Belli claims he has not received any response from ANPD. When asked about the topic in the report, the agency did not respond — nor did it indicate whether it was working with RIPD on the subject.

He recalls the turmoil leading up to the scandal Cambridge Analytica, as the data of 87 million people on Facebook was misused. Privacy and data protection experts have pointed to the problem of data usage on the big platforms, but the authorities’ actions have not addressed the problem.

“Things only change when there is a scandal. It is starting to become clear that we have not learned from the mistakes of the past. He is very vague about the databases used,” says Luã Cruz, communications specialist at ChatGPT. Brazilian Institute for Consumer Defense (Idec).

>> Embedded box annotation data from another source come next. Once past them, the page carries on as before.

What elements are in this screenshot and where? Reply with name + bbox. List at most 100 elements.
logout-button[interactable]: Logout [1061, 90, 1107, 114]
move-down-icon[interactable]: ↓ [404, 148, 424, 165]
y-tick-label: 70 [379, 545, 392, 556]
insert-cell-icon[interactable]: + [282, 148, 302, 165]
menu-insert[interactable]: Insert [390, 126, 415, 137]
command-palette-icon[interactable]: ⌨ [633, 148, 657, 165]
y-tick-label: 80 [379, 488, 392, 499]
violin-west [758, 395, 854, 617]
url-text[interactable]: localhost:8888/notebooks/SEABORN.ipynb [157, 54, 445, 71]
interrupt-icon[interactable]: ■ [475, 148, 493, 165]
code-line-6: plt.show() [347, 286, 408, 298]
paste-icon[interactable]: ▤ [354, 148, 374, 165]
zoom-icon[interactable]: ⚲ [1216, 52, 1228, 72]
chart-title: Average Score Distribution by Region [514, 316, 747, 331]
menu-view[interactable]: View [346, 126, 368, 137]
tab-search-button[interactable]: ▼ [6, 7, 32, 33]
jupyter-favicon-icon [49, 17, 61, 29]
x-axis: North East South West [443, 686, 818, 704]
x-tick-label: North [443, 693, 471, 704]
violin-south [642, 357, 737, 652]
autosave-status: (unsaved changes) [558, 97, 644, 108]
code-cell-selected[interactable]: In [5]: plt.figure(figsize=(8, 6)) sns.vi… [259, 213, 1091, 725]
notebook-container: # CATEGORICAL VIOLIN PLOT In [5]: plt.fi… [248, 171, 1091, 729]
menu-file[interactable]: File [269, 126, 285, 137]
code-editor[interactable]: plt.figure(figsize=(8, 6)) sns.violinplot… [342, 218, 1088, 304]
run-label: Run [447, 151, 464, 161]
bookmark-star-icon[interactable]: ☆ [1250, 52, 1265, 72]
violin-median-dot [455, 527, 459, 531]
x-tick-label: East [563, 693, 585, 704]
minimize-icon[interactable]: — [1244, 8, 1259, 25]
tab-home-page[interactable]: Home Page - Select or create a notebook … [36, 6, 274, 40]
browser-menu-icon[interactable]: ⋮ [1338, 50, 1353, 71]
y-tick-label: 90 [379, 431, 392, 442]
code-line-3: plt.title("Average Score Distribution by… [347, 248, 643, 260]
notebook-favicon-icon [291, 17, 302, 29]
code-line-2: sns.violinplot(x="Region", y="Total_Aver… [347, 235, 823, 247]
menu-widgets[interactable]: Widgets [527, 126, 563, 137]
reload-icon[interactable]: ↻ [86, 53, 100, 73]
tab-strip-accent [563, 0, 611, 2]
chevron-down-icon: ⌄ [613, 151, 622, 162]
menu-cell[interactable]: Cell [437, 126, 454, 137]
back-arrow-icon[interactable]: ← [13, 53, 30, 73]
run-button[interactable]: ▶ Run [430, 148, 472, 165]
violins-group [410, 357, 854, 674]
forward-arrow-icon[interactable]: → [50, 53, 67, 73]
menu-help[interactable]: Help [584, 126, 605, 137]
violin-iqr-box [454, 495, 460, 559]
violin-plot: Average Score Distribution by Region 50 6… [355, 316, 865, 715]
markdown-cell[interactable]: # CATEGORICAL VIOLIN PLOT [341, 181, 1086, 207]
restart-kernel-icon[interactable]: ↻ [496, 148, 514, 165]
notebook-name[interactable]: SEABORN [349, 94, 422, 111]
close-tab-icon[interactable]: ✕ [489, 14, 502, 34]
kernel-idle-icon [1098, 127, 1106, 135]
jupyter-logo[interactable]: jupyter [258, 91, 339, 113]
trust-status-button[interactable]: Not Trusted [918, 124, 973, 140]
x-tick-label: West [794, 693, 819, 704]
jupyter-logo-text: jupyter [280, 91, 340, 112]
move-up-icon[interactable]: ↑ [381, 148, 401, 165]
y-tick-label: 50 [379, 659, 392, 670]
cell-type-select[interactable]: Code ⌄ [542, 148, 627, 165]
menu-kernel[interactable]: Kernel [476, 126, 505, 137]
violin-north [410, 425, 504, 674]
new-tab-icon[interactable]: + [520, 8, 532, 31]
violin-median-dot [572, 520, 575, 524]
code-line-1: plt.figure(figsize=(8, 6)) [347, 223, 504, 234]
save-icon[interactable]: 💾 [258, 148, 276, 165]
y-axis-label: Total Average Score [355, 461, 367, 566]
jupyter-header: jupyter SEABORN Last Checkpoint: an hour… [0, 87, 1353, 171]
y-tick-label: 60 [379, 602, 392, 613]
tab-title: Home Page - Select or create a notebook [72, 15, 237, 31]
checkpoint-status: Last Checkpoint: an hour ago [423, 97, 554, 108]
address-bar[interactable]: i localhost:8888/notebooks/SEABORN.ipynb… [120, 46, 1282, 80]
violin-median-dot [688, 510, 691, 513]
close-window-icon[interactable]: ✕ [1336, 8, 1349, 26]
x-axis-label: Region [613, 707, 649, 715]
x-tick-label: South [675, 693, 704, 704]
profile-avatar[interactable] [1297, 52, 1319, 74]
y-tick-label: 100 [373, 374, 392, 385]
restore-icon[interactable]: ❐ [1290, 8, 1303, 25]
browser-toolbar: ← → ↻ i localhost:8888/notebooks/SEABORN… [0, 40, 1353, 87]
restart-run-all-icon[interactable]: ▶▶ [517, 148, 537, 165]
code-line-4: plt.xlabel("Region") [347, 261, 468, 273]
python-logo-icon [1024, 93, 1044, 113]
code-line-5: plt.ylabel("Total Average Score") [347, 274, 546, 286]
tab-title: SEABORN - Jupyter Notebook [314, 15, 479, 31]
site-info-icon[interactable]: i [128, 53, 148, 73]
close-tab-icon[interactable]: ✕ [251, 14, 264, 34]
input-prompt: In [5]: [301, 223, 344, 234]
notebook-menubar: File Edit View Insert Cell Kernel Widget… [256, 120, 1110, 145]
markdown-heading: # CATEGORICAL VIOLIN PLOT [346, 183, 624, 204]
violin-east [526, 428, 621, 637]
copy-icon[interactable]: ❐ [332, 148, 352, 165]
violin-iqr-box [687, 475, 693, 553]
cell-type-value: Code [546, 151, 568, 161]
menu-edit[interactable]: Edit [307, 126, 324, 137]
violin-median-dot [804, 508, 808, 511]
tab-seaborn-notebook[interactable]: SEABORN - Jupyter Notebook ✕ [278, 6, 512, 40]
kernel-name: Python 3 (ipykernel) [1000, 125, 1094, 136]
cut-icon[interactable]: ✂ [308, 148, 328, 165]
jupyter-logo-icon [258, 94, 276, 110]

However, unlike the case of Facebook, misuse of data by LLM can generate not only a privacy scandal, but also a copyright scandal. In the US, writers Mona Awad and Paul Tremblay sued Open AI Because they believe their books have been used to train ChatGPT.

In addition, visual artists also fear that their work will feed into image generators, such as DALL-E 2, Midjourney, and Stable Diffusion. This week, OpenAI entered into an agreement with the Associated Press to use its press scripts to train its models. It’s a shy step ahead of what the company has already built.

“In the future we will see a flood of collective actions that run counter to the limits of data use. Privacy and copyright are very close ideas,” says Rafael Zanata, Director of the Associação. data privacy brazil. For him, the copyright agenda has more appeal and should put more pressure on the tech giants.

Google has changed its terms of use for using public data on the web to train AI systems filming: Josh Adelson/AFP

Zanata argues that the great AI models challenge the notion that public data on the Internet are resources available for use regardless of the context in which they are applied. “You have to respect the integrity of the context. For example, whoever posted a photo on photolog Years ago, he wouldn’t have imagined it and wouldn’t even allow his image to be used to train an AI bank.

To try and gain some legal certainty, Google, for example, changed its terms of use on July 1st to indicate that data “available on the web” can be used to train AI systems.

“We may, for example, collect information that is publicly available online or from other public sources to help train Google models for artificial intelligence and build features such as Google Translate capabilities, Bard, and AI in the cloud,” the document says. Or, if information about your activity appears on a website, we may index and display it via Google services.” Wanted by EstadaoGiant does not comment on the matter.

Until now, the AI ​​giants have treated their databases almost like a “recipe.” Coke– No industrial secret. However, for those who follow the topic, this cannot be an excuse for the lack of guarantees and transparency.

“Anvisa does not need to know the specific formula of Coca-Cola. It needs to know whether basic rules were followed in the construction and regulation of the product and whether or not the product causes any harm to the population. If it does harm, it should have an alert. Cruz says: “There are levels of transparency that can be respected that do not achieve the gold of technology.”